Think of the slouching, hooded, binge drinking teenagers so beloved of tabloid columnists out to scare their readers and at the root of their problems is often an inability to communicate on either a written or verbal level, in fact the two are closely related. A student who finds it difficult to make his point verbally is hardly likely to ask for help with his lessons and so the cycle of exclusion gets more vicious with every turn.

I must admit to being more than a little dubious about the ability of a government appointed ‘Communication Champion’, complete with an office in central London staffed by a marching corps of civil servants to address the problems. Ms Gross could, and should, campaign for parents to be given more flexible working hours to allow them to spend more time interacting with their children, reading a picture book with mother (or father for that matter) is a splendid way for a child to learn about things like turn taking in conversation and to expand its vocabulary, but as cutting the budget deficit becomes ever more of a priority she may face a long struggle before she can produce even the most modest of results.

Perhaps we should, instead, think about the way in which personal interaction is being steadily eroded from our everyday lives. We shop, bank and, increasingly, socialise online and even supermarket checkouts have are rapidly being automated, all of which is undeniably quicker and more cost effective.
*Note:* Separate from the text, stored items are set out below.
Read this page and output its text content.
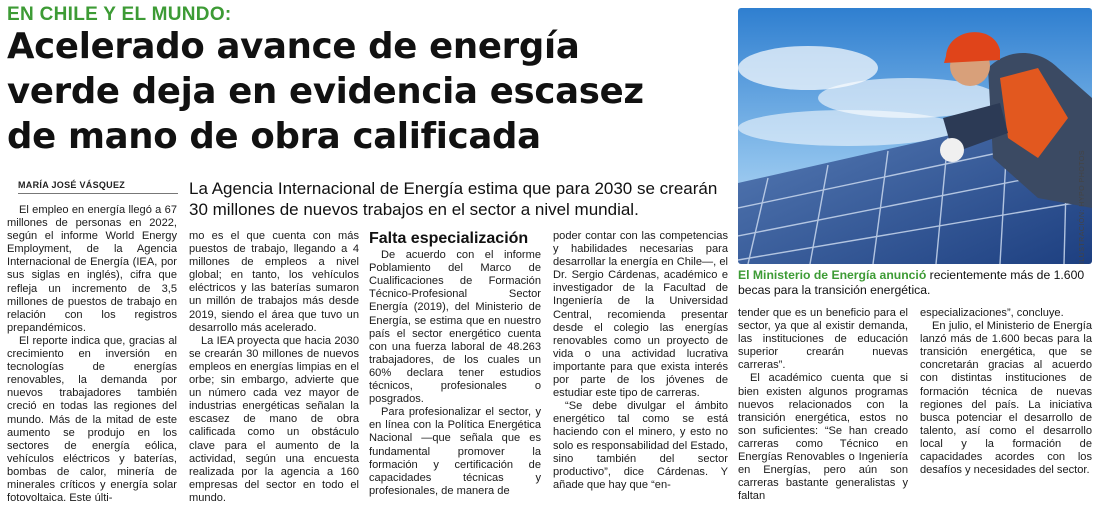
EN CHILE Y EL MUNDO:
Acelerado avance de energía
verde deja en evidencia escasez
de mano de obra calificada
MARÍA JOSÉ VÁSQUEZ	La Agencia Internacional de Energía estima que para 2030 se crearán 30 millones de nuevos trabajos en el sector a nivel mundial.

El empleo en energía llegó a 67 millones de personas en 2022, según el informe World Energy Employment, de la Agencia Internacional de Energía (IEA, por sus siglas en inglés), cifra que refleja un incremento de 3,5 millones de puestos de trabajo en relación con los registros prepandémicos.

El reporte indica que, gracias al crecimiento en inversión en tecnologías de energías renovables, la demanda por nuevos trabajadores también creció en todas las regiones del mundo. Más de la mitad de este aumento se produjo en los sectores de energía eólica, vehículos eléctricos y baterías, bombas de calor, minería de minerales críticos y energía solar fotovoltaica. Este últi-

mo es el que cuenta con más puestos de trabajo, llegando a 4 millones de empleos a nivel global; en tanto, los vehículos eléctricos y las baterías sumaron un millón de trabajos más desde 2019, siendo el área que tuvo un desarrollo más acelerado.

La IEA proyecta que hacia 2030 se crearán 30 millones de nuevos empleos en energías limpias en el orbe; sin embargo, advierte que un número cada vez mayor de industrias energéticas señalan la escasez de mano de obra calificada como un obstáculo clave para el aumento de la actividad, según una encuesta realizada por la agencia a 160 empresas del sector en todo el mundo.

Falta especialización

De acuerdo con el informe Poblamiento del Marco de Cualificaciones de Formación Técnico-Profesional Sector Energía (2019), del Ministerio de Energía, se estima que en nuestro país el sector energético cuenta con una fuerza laboral de 48.263 trabajadores, de los cuales un 60% declara tener estudios técnicos, profesionales o posgrados.

Para profesionalizar el sector, y en línea con la Política Energética Nacional —que señala que es fundamental promover la formación y certificación de capacidades técnicas y profesionales, de manera de

poder contar con las competencias y habilidades necesarias para desarrollar la energía en Chile—, el Dr. Sergio Cárdenas, académico e investigador de la Facultad de Ingeniería de la Universidad Central, recomienda presentar desde el colegio las energías renovables como un proyecto de vida o una actividad lucrativa importante para que exista interés por parte de los jóvenes de estudiar este tipo de carreras.

“Se debe divulgar el ámbito energético tal como se está haciendo con el minero, y esto no solo es responsabilidad del Estado, sino también del sector productivo”, dice Cárdenas. Y añade que hay que “en-

ILUSTRACIÓN: HYPO PHOTOS
El Ministerio de Energía anunció recientemente más de 1.600 becas para la transición energética.

tender que es un beneficio para el sector, ya que al existir demanda, las instituciones de educación superior crearán nuevas carreras”.

El académico cuenta que si bien existen algunos programas nuevos relacionados con la transición energética, estos no son suficientes: “Se han creado carreras como Técnico en Energías Renovables o Ingeniería en Energías, pero aún son carreras bastante generalistas y faltan

especializaciones”, concluye.

En julio, el Ministerio de Energía lanzó más de 1.600 becas para la transición energética, que se concretarán gracias al acuerdo con distintas instituciones de formación técnica de nuevas regiones del país. La iniciativa busca potenciar el desarrollo de talento, así como el desarrollo local y la formación de capacidades acordes con los desafíos y necesidades del sector.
At least it is if you count the cost in financial terms alone, the social cost though is quite different.

A child who experiences the interaction involved in running errands for its parents to the neighbourhood shops learns, without the addition of another burden on the already groaning national curriculum, how to interact in social situations, a skill that will be invaluable in later life. It would be a tragedy if our paranoia about child abduction and love of technology were to mean that future generations would be denied that experience.

One of the lighter notes to be found in the YouGov survey was that the most common first word spoken by babies in the UK is ‘Dadda’, experts claim this is because the ‘da’ sound is easy to reproduce. If we aren’t careful in a few years time baby’s first words might be ‘unexpected item in bagging area’ instead.